En 2005, BCE fonde Bell Solution d'affaire et fait son entrée dans les TI avec l'aqusition de plusieurs entreprises en TI dont Nexxlink et Charron Système au Québec. BCE devient une des plus grandes compagnie de TIC au Canada.
En 2006, BCE annonce son intention de faire comme plusieurs autres compagnies et de se transformer en fiducie de revenus, mais le gouvernement fédéral bloque ce plan en changeant la loi sur les fiducies de revenus.

En 2006, BCE employait 60 000 personnes et a généré des revenus de 20 milliards de dollars.
En 2007, l'entreprise comptait 55 000 employés dont 17 000 au Québec, pour un chiffre d'affaires de 17,7 milliards de dollars. BCE investissait pour 1,4 milliard de dollars et employait 426 ingénieurs, ce qui en faisait le 10e plus grand employeur d'ingénieurs au Québec

En 2007, les services professionnels de Bell Solution d'affaire sont intégrés à l'intérieur de Bell le reste est vendu.
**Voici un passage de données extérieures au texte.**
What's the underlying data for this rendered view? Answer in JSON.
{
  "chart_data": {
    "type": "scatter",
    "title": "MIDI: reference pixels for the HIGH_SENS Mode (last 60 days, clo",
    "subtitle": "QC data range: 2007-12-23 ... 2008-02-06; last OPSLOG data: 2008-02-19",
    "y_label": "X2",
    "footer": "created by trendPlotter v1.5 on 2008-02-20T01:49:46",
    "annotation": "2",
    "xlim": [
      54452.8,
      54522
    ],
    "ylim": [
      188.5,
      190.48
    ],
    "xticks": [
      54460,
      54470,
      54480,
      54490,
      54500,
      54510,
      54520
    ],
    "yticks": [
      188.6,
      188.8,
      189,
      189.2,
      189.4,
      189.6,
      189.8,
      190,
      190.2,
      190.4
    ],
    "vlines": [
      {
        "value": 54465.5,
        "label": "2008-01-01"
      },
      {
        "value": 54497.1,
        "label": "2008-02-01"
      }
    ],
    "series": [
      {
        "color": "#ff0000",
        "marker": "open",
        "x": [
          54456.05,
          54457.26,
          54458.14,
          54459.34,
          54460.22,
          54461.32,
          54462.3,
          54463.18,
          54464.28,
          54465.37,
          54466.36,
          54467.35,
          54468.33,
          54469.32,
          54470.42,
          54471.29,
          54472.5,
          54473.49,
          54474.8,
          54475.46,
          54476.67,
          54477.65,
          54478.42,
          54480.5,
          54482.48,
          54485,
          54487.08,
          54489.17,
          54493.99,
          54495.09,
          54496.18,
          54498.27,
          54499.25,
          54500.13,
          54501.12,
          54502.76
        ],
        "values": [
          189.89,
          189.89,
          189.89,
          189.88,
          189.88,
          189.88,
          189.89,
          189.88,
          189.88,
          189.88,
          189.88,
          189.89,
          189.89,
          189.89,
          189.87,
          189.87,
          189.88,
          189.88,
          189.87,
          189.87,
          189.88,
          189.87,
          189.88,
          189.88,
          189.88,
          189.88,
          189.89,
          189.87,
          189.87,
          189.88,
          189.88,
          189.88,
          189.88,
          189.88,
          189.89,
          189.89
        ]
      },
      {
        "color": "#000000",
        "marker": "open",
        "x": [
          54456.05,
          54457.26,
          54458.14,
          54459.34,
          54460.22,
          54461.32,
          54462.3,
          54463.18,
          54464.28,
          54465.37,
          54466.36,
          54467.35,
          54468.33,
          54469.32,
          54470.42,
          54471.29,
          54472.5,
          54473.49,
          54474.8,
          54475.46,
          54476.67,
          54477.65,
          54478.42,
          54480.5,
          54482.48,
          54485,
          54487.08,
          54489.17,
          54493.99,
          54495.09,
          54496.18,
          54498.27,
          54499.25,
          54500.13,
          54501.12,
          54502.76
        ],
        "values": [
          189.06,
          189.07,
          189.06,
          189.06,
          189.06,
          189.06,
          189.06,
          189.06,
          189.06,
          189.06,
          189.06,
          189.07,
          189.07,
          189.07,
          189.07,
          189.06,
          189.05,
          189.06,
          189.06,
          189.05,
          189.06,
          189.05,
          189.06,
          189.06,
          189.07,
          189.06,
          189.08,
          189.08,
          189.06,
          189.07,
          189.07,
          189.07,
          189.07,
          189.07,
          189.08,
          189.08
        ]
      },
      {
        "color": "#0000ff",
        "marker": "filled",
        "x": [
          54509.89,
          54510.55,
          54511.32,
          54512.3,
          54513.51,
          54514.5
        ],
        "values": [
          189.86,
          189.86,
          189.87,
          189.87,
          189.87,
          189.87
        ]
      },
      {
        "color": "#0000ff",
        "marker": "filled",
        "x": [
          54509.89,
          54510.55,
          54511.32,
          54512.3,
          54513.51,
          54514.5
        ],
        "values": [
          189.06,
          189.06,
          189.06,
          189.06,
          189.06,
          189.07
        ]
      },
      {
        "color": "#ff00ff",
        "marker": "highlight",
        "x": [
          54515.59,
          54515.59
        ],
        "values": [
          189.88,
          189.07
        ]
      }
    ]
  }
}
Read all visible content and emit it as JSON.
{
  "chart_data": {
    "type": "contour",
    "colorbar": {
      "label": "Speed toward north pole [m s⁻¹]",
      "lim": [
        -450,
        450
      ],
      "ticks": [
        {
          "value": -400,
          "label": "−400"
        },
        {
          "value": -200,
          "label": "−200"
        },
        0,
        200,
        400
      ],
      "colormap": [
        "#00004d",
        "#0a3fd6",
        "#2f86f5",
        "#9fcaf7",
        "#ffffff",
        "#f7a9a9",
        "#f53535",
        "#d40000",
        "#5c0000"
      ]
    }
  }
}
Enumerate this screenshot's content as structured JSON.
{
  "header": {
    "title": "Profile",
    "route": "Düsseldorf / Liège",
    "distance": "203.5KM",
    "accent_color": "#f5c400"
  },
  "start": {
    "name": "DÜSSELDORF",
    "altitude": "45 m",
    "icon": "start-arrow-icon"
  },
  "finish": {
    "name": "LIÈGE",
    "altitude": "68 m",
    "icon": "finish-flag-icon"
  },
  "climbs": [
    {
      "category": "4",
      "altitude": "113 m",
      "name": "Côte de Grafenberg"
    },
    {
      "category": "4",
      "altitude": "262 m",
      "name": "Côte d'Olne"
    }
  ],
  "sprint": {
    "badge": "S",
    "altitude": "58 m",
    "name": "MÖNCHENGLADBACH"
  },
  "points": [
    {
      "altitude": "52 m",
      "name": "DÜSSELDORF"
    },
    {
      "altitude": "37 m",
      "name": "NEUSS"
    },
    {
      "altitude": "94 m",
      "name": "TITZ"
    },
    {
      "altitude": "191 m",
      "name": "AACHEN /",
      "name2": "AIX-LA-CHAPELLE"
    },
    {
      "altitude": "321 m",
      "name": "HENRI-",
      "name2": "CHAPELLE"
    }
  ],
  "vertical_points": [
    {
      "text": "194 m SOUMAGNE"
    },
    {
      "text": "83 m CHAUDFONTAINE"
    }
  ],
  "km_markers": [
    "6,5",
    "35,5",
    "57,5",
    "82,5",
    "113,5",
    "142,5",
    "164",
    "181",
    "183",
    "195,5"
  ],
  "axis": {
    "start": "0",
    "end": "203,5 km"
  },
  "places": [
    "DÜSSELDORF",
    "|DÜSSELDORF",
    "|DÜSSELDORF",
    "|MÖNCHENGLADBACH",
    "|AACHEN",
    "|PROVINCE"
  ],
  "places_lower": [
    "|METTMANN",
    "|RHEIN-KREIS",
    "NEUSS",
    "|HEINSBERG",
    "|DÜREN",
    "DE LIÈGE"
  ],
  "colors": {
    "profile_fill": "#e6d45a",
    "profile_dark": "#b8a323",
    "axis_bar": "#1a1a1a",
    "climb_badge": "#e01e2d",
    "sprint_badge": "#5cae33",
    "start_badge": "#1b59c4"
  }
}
En 2008, BCE déménage son siège social au 1, Carrefour Alexander-Graham-Bell. île des sœurs. Le Campus Bell est certifier LEED.8 BCE annonce q'elle serait vendu à Teachers. George Cope arrive au pouvoir et lance un plan d'exécution de 100 jours. L'offre d'achat par Teachers est retirée.

Le 2 mars 2009, Bell achète la chaîne de magasins La Source.
Le 22 juin 2009, BCE participe à l'achat du Canadien de Montréal à la hauteur de 18%.

En 2010, BCE devient l'unique propriétaire de CTV.

En 2011, implantation de la fibre optique FTTH et IPTV dans la ville de Québec.
Le 9 décembre 2011, Bell Canada et Rogers achètent les Maple Leaf Sports & Entertainement (MLSE), le consortium sportif qui détient notamment les Maple Leafs de Toronto (LNH), les Raptors de Toronto (NBA), le Toronto FC (soccer) et le Air Canada Centre. Les deux compagnies, Bell et Rogers, investissent plus de 533 millions chacune11.

Le 16 mars 2012, Astral a annoncé la vente de l’entreprise à BCE, une transaction d’environ 3,38 milliar ds $.
Le 18 octobre 2012, La demande a été refusée par le CRTC. Un mois plus tard une nouvelle demande est déposé par Bell.

Le 27 juin 2013, Le CRTC autorise la vente à BCE mais sous certaine condition.

En juillet 2014, BCE annonce l'acquisition des participations dans Bell Aliant qu'il ne détenait pas, soit 47 % des parts de l'entreprise, pour 3,95 milliards de dollars canadiens.